1. The credibility of the witness is for the trial judge's determination. Simmons v. State, 111 Ga. App. 553, 554 (142 SE2d 308); Goggans v. State, 14 Ga. App. 822 (82 SE 357). His judgment will "not be disturbed by a reviewing court if there is any evidence to support it." West v. West, 228 Ga. 397, 398 (185 SE2d 763). Therefore, where there is a conflict in the evidence on the motion to suppress, the ruling of the trial court will be upheld where there is any evidence to authorize a finding in support of his order. Williams v. State, 119 Ga. App. 557 (167 SE2d 756); Hunt v. State, 8 Ga. App. 374, 377 (69 SE 42).

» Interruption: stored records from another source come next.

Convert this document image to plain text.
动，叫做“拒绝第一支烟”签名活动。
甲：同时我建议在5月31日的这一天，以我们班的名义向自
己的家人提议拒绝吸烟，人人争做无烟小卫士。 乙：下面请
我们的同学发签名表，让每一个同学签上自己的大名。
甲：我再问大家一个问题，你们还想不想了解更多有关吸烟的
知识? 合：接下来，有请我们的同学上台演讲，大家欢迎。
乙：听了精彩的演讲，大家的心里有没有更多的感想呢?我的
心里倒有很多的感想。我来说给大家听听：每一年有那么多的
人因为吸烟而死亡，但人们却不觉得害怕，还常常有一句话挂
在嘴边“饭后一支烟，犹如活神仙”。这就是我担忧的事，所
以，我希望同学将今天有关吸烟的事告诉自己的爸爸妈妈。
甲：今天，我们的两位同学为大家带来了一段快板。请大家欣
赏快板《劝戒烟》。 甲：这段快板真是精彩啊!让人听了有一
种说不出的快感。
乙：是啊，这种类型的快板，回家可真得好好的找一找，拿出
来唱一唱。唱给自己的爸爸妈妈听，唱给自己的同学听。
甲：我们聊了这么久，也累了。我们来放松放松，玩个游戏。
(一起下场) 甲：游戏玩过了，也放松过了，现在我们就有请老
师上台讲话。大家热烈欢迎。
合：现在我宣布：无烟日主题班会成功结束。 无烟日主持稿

2. Under the "plain view" doctrine, evidence discovered by mere observation of things in plain view of the officer does not constitute a search. Ker v. California, 374 U. S. 23, 42-43 (83 SC 1623, 10 LE2d 726); Harris v. United States, 390 U. S. 234, 235 (88 SC 992, 19 LE2d 1067). These decisions point out that in order for the doctrine to apply, the observer must have the right to be in the position to have that view and the seizure without a warrant must be based upon "exigent circumstances" justifying the failure to obtain a warrant. Coolidge v. New Hampshire, 403 U. S. 443 (91 SC 2022, 29 LE2d 564). While a plurality of the Supreme Court has said that the discovery must be "inadvertent," id., there is no definitive holding on this point.
The evidence supports a finding that the officer had the right to be in position to see the marijuana vegetation and seeds on the floorboard.
The trial court did not err in overruling the motion to suppress.
Driebe & McAllister, J. Dunham McAllister, for appellant.